Cuando está en juego la vida y la muerte de las personas a las que se identifica y se cita con nombre y apellidos, la escala de las obligaciones profesionales o morales que debe asumir un periodista o un escritor trasciende la literatura y, en este caso, ha sido muy insuficiente. Cuando yo escribí ‘Vivir después de matar’, la historia de 13 ex terroristas de ETA, que habían decidido abandonar a la banda terrorista con muchos muertos a sus espaldas, con los primeros con los que hablé fue con los familiares de las víctimas de esos asesinos “arrepentidos”. Creo recordar que tardé un mes en localizar y comunicarme con todos ellos para explicarles el proyecto que tenía entre manos.
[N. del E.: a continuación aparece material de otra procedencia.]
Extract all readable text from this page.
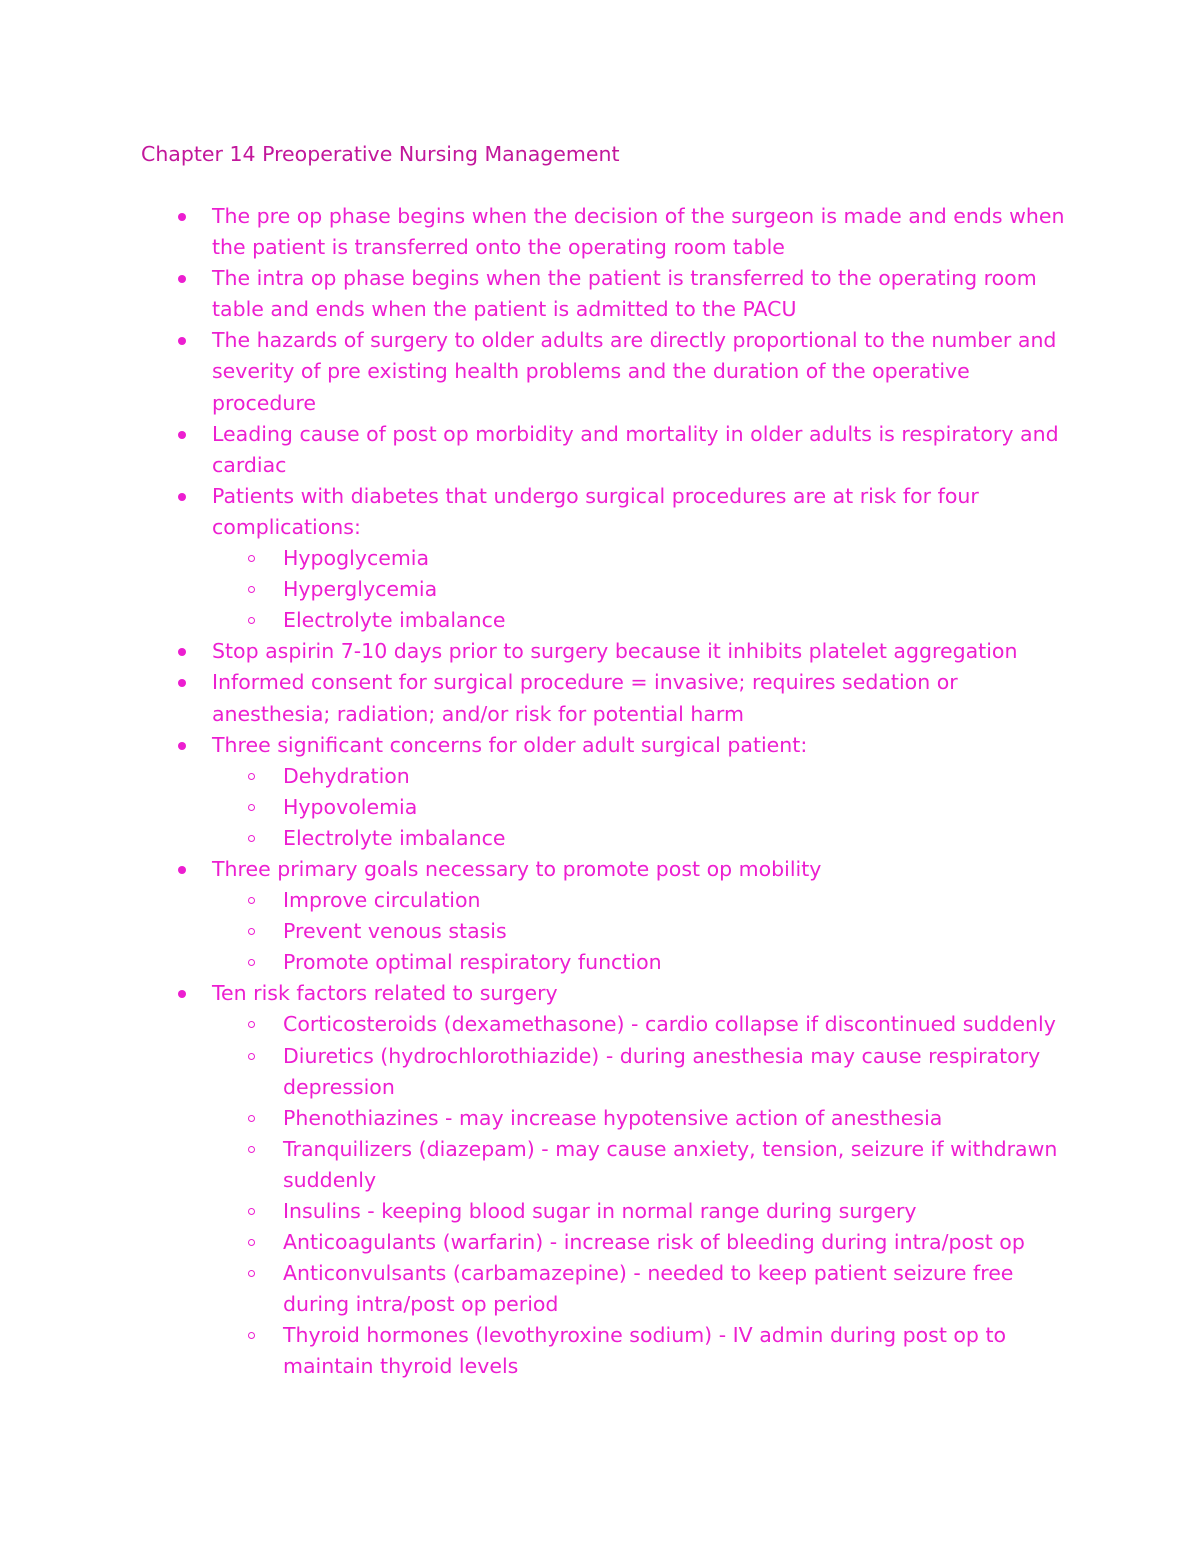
Chapter 14 Preoperative Nursing Management
The pre op phase begins when the decision of the surgeon is made and ends when the patient is transferred onto the operating room table
The intra op phase begins when the patient is transferred to the operating room table and ends when the patient is admitted to the PACU
The hazards of surgery to older adults are directly proportional to the number and severity of pre existing health problems and the duration of the operative procedure
Leading cause of post op morbidity and mortality in older adults is respiratory and cardiac
Patients with diabetes that undergo surgical procedures are at risk for four complications:
Hypoglycemia
Hyperglycemia
Electrolyte imbalance
Stop aspirin 7-10 days prior to surgery because it inhibits platelet aggregation
Informed consent for surgical procedure = invasive; requires sedation or anesthesia; radiation; and/or risk for potential harm
Three significant concerns for older adult surgical patient:
Dehydration
Hypovolemia
Electrolyte imbalance
Three primary goals necessary to promote post op mobility
Improve circulation
Prevent venous stasis
Promote optimal respiratory function
Ten risk factors related to surgery
Corticosteroids (dexamethasone) - cardio collapse if discontinued suddenly
Diuretics (hydrochlorothiazide) - during anesthesia may cause respiratory depression
Phenothiazines - may increase hypotensive action of anesthesia
Tranquilizers (diazepam) - may cause anxiety, tension, seizure if withdrawn suddenly
Insulins - keeping blood sugar in normal range during surgery
Anticoagulants (warfarin) - increase risk of bleeding during intra/post op
Anticonvulsants (carbamazepine) - needed to keep patient seizure free during intra/post op period
Thyroid hormones (levothyroxine sodium) - IV admin during post op to maintain thyroid levels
A algunos les gustó más que a otros, pero todos supieron por mí antes de comenzar a escribir que veía imprescindible contar la vida de gente que ha militado en ETA para exponer la barbarie de una organización que ha matado durante cuarenta años con “su tiro en la nuca” por imponer un proyecto político que el resto de ciudadanos sabíamos que no iba a salir adelante.
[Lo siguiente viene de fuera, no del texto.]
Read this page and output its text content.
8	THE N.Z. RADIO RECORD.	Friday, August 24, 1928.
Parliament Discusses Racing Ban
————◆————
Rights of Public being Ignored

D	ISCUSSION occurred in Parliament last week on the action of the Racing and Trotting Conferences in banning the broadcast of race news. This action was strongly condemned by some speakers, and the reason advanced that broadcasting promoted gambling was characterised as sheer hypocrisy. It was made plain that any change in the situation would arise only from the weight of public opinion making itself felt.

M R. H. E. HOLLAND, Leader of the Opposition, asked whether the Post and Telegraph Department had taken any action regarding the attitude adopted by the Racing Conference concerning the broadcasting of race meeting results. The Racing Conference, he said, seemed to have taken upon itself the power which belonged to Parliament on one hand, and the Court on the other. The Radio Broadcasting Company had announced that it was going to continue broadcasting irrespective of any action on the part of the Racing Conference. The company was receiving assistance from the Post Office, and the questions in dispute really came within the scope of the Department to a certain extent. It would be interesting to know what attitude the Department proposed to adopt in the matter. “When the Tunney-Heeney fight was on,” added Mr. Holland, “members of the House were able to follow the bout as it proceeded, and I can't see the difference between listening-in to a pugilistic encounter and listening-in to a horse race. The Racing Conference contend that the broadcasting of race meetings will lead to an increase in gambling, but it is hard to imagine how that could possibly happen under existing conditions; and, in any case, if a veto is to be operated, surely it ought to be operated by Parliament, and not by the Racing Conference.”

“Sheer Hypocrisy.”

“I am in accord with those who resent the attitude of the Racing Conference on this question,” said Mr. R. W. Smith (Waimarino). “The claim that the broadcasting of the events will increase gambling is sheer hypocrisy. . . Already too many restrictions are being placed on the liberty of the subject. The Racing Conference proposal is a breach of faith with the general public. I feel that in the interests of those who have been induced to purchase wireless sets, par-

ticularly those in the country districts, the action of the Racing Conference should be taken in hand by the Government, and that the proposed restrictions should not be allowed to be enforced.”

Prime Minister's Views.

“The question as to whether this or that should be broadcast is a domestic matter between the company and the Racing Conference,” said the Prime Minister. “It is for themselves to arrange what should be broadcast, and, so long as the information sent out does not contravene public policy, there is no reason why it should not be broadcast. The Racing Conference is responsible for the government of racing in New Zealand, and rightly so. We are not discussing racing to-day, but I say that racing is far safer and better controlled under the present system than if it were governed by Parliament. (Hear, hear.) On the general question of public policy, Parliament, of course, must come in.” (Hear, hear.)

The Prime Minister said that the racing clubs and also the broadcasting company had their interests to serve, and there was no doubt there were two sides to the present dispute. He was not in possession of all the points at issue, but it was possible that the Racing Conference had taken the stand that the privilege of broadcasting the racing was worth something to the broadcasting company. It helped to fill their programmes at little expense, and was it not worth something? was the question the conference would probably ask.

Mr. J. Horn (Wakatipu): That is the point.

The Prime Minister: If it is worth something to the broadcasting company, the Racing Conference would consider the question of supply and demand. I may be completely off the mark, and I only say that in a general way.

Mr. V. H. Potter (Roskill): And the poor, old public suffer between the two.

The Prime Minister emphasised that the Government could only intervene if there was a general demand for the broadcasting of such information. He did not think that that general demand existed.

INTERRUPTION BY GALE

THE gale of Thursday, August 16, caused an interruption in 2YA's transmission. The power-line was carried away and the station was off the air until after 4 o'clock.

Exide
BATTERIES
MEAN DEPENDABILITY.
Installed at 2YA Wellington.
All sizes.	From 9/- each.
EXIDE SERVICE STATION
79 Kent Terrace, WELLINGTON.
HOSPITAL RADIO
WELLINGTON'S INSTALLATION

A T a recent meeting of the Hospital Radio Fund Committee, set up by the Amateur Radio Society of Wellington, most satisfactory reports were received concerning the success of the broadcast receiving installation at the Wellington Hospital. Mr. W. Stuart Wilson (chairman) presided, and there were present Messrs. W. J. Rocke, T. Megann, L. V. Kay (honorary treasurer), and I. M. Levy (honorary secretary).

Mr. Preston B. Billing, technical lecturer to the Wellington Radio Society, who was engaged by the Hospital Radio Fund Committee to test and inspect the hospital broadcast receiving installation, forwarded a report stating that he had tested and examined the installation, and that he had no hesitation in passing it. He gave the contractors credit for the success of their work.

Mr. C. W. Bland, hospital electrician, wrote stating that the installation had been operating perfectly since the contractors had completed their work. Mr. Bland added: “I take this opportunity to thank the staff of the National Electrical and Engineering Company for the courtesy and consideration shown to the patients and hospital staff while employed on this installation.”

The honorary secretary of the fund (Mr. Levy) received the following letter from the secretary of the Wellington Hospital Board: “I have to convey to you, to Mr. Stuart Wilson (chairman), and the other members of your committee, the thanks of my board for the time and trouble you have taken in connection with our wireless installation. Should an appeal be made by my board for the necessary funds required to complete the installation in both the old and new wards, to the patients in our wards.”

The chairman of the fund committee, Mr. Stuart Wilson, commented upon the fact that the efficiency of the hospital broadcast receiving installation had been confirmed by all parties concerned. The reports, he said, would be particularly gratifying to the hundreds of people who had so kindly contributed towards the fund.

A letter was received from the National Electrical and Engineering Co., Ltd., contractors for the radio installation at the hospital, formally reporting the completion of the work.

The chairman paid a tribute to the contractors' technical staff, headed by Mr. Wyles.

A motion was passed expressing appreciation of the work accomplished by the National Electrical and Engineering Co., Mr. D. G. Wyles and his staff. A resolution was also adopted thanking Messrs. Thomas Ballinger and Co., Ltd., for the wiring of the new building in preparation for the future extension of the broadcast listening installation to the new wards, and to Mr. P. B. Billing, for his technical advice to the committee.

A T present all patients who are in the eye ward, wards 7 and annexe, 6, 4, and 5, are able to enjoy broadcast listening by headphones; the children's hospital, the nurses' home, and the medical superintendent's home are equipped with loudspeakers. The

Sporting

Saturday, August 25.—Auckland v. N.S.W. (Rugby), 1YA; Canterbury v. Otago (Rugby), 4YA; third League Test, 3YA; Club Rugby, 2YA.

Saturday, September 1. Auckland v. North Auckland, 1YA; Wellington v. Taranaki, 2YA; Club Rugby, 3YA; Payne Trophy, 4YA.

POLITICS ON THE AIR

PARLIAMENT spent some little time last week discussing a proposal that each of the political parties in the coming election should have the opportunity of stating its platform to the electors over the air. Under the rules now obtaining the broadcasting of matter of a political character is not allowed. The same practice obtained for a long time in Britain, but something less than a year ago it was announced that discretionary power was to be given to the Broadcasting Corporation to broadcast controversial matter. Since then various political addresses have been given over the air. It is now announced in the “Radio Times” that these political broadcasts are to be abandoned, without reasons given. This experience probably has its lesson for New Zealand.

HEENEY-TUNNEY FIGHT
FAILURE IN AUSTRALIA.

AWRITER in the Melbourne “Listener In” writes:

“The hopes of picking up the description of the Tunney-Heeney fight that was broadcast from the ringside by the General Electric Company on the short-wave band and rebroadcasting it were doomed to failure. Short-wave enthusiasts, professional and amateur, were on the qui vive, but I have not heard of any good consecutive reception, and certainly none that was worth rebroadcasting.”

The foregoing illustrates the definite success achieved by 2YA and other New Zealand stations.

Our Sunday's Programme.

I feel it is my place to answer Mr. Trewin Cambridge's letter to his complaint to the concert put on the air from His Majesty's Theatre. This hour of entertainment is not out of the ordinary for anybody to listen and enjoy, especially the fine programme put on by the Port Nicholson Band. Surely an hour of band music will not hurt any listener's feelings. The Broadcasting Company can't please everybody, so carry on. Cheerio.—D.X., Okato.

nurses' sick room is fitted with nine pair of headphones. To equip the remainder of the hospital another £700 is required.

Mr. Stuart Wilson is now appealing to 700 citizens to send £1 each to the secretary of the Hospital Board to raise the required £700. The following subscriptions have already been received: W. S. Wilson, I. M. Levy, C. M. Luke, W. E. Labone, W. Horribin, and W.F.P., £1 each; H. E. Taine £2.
Después vino el resto: contactar con los presos, convencer a la Dirección General de Prisiones de que me autorizase a entrar en la cárcel y trabajar con ellos y, por supuesto, contar su historia de la forma más aséptica posible, sin juicios precipitados e insinuaciones sin contrastar. Se trataba de hacer una reconstrucción de los actos y pensamientos de un asesino con el convencimiento de que, gustase o no el libro, mi compromiso moral con las víctimas se había cumplido. Y esto es lo que ha faltado en este caso de ‘El odio’. Por supuesto que la editorial tiene todo el derecho a publicarlo. Lo que sí parece exigible en este caso es cierto modo de abordarlo.